Anyway, thanks for putting up with my crap again. It’s just the kind of thing you have to deal with when you read my commentary. I’ve been taking my time with the novel due to recent life changes, but I should be back with relevant posts within the next few days.
The manuscript is now at the 25k mark, and everything is shaping up nicely, so it’s time for another post.
Today, I’d like to talk about Will Scarbrough, introduced in one of the sample chapters. Will was originally meant to be the main character before I decided that I didn’t really want the book to have a singular main character. However, he’s become so prevalent in the narrative that I guess he’s back to being the lead man.
Anyway, Will is a bit of an extreme character. His behavior is bombastic and over-the-top, but nothing defines him quite as much as his perversely gleeful desire to watch the world explode. None of the other three central characters have quite that same level of unbridled joy. It’s sick, it’s crazy, and I’m constantly worried that it’s unrealistic.
But it’s not unrealistic. In fact, there are millions of people just like Will right now, anticipating the end of all things.
It’s actually a very interesting time to be writing about this. The Seventh-day Adventist Church – a religious sect based around apocalypticism – will be 150 years old next month. When the church was founded in the mid-19th century, they really didn’t believe that Earth would still be here. Their teachings held that the world was in an “investigative” phase, after which would come a “time of troubles” (analogous to the Tribulation in the end times belief of many evangelical Christians) and finally the construction of the kingdom of God. While they didn’t know exactly when the investigative phase would end, they certainly weren’t expecting it to take a century and a half. And many of those early followers were used to this – the Adventist churches all grew out of the teaching of William Miller, whose prediction that the world would end in 1844 would become infamous as the Great Disappointment.

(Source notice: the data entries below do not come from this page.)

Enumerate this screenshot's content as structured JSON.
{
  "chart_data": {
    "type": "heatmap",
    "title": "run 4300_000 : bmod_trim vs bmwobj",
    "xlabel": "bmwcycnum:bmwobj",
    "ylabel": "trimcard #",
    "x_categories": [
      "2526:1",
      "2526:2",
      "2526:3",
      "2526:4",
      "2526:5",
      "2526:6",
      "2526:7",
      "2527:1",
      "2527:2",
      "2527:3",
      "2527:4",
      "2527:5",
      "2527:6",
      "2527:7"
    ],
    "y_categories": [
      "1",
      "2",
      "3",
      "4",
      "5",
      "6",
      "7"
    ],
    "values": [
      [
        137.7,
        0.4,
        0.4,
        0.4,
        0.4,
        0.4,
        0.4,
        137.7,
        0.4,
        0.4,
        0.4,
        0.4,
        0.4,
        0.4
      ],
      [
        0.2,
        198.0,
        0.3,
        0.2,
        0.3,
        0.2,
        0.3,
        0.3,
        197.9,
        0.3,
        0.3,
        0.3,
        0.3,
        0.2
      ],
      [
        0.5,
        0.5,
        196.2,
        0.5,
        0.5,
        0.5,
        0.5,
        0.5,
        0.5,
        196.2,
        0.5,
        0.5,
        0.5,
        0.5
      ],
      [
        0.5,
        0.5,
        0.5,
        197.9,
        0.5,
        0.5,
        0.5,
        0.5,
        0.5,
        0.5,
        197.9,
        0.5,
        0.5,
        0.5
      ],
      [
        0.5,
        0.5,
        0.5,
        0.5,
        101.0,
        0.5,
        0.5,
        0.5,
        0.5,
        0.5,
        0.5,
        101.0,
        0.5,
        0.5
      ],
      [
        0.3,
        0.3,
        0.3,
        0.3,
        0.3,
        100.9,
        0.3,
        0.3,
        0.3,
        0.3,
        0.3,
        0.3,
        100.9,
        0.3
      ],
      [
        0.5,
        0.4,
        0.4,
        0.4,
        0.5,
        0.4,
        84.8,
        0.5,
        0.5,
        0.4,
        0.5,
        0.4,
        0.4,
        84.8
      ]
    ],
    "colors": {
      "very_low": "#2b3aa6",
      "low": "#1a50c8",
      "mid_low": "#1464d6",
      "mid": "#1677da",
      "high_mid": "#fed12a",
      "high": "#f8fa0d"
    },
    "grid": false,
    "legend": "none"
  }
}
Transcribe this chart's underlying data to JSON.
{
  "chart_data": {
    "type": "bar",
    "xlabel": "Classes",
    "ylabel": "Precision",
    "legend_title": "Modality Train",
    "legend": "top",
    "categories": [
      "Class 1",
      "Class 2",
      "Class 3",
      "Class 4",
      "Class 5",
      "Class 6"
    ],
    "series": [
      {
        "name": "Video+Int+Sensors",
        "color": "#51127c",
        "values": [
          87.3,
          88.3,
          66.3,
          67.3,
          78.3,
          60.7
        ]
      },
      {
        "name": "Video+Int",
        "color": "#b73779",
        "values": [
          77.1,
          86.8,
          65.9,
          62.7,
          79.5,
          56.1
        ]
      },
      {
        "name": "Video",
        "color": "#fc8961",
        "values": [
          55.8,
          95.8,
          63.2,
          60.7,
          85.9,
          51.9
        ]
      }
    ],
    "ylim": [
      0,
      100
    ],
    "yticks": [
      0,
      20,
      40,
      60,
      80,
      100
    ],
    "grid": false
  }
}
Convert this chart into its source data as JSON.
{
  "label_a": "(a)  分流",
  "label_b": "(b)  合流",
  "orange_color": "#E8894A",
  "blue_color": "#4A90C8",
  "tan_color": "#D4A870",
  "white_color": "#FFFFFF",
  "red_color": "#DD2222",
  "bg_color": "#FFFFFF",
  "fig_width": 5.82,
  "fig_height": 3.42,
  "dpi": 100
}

My point is that there are ample real world precedents for this kind of apocalyptic fervor. There are groups ranging from evangelicals to survivalists to deep greens to zombie-obsessed nerds who harbor fantasies of doomsday. Yes, Will’s own reasons are very small – he really just wants to see it first-hand, to witness the event up close and personal. But there’s nothing at all unrealistic about that glee, that happy nihilism that he exhibits at every turn. It’s just another very strange part of our very strange human society.